Ow maaf, aku ngelantur. Kemarin aku berada di tempat ini. Disini ada fashion show. Diantara para pembesuk itu serombongan peragawati berjalan dengan anggunnya. Warna pakaian mereka senada dan terlihat mentereng membuat mata semua orang melirik. Tempat ini, lorong ini, benar-benar tepat sebagai catwalk mereka. Ah tidak. Bukan mereka saja, bukankah aku juga termasuk salah seorang dari mereka??

Teman, kemarin aku berada di tempat ini, berjalan terus tanpa melihat ujung. Yang ada di depanku hanya orang yang lalu lalang, gedung putih di kiri dan kanan, dan dua belokan yaitu kiri dan kanan. Belokan itu mirip kehidupan manusia. Belokan itu adalah pilihan hidup manusia. Manusia hidup selalu berada dalam 2 pilihan, benar atau salah, jahat atau baik, hitam atau putih. Akal, hati, dan hawa nafsunya berdiskusi untuk memilih jalan mana. Setiap jalan sudah ada konsekuensinya. Semua orang tahu kalau memilih jalan yang salah pasti akan tersesat. Sebaliknya, jalan yang benar akan menuntun pada tujuan. Hanya, apakah orang itu tahu jalan yang tempuhnya itu salah atau benar? Dia perlu bertanya pada orang yang lebih tahu.

Teman, kemarin aku berada di tempat ini. Semua terlihat serba putih, lantai keramik putih, dinding dicat putih, suster berpakaian putih, hanya sekarang dokter tidak melulu berpakaian putih, bercelana jeans pun jadi. Aku diam-diam bersyukur tidak pernah berada di tempat seperti ini lama-lama. A'udzubillah, mudah-mudahan tidak pernah. Terbayang, betapa bosannya tidur di atas seprei putih, diantara bantal putih dan dinding putih dan dikelilingi gorden putih. Fuih, padahal warna di jagat raya ini ada jutaan, man!

Betapa mengerikannya ketika kita tidak bisa berbuat apa-apa dan semua hal mesti dibantu orang, makan, minum, ke WC, mandi, wudhu! Merepotkan saja! Betapa tidak nyamannya ketika harus minum obat setiap saat. Alhamdulillaah, kata Rasulullah -kata Raihan juga- kita mesti bersyukur atas nikmat sehat sebelum sakit. Allahumma 'aafinii fi badani, allahumma 'aafin fii sam'ii, allhumma 'aafini fii basharii, laailaaha illaa anta.
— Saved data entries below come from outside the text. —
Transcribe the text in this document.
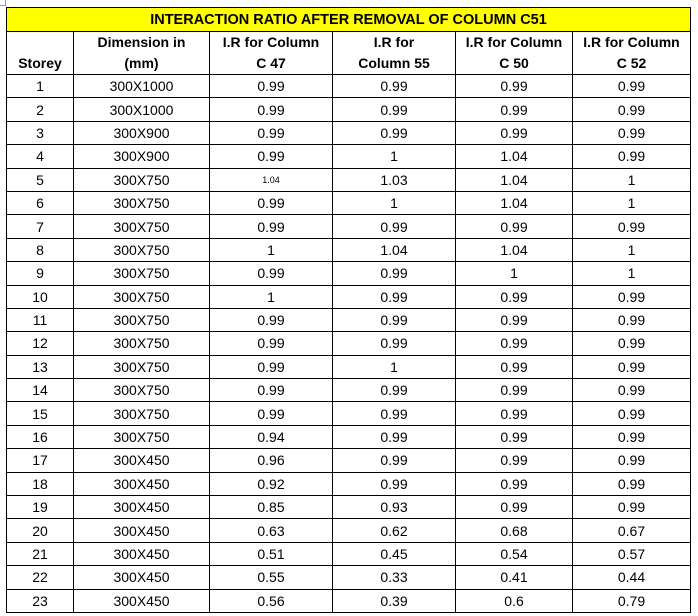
INTERACTION RATIO AFTER REMOVAL OF COLUMN C51					
	Dimension in	I.R for Column	I.R for	I.R for Column	I.R for Column
Storey	(mm)	C 47	Column 55	C 50	C 52
1	300X1000	0.99	0.99	0.99	0.99
2	300X1000	0.99	0.99	0.99	0.99
3	300X900	0.99	0.99	0.99	0.99
4	300X900	0.99	1	1.04	0.99
5	300X750	1.04	1.03	1.04	1
6	300X750	0.99	1	1.04	1
7	300X750	0.99	0.99	0.99	0.99
8	300X750	1	1.04	1.04	1
9	300X750	0.99	0.99	1	1
10	300X750	1	0.99	0.99	0.99
11	300X750	0.99	0.99	0.99	0.99
12	300X750	0.99	0.99	0.99	0.99
13	300X750	0.99	1	0.99	0.99
14	300X750	0.99	0.99	0.99	0.99
15	300X750	0.99	0.99	0.99	0.99
16	300X750	0.94	0.99	0.99	0.99
17	300X450	0.96	0.99	0.99	0.99
18	300X450	0.92	0.99	0.99	0.99
19	300X450	0.85	0.93	0.99	0.99
20	300X450	0.63	0.62	0.68	0.67
21	300X450	0.51	0.45	0.54	0.57
22	300X450	0.55	0.33	0.41	0.44
23	300X450	0.56	0.39	0.6	0.79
Aku kemarin aku berada di tempat ini, di lorong ini, lorong rumah sakit. Banyak penulis cari inspirasi disini. Entah besok aku akan ada dimana. Aku selalu menanti kejutan. Walau tak selalu menyenangkan, menangkap berbagai hikmah yang tersembunyi dari segala kejadian akan menjadi hal yang menyenangkan. Kenapa? Karena kamu akan jadi orang yang serba bisa. Kamu bisa bicara dengan angin yang berhembus, kamu bisa bicara dengan dinding dan dengan hati manusia. Yah, tidak seekstrim itu sih, tidak seperti Nabi Sulaiman yang bisa bicara dengan semut dan binatang lain. Tapi, kamu bisa merasakannya, menggali hikmah dengan hatimu.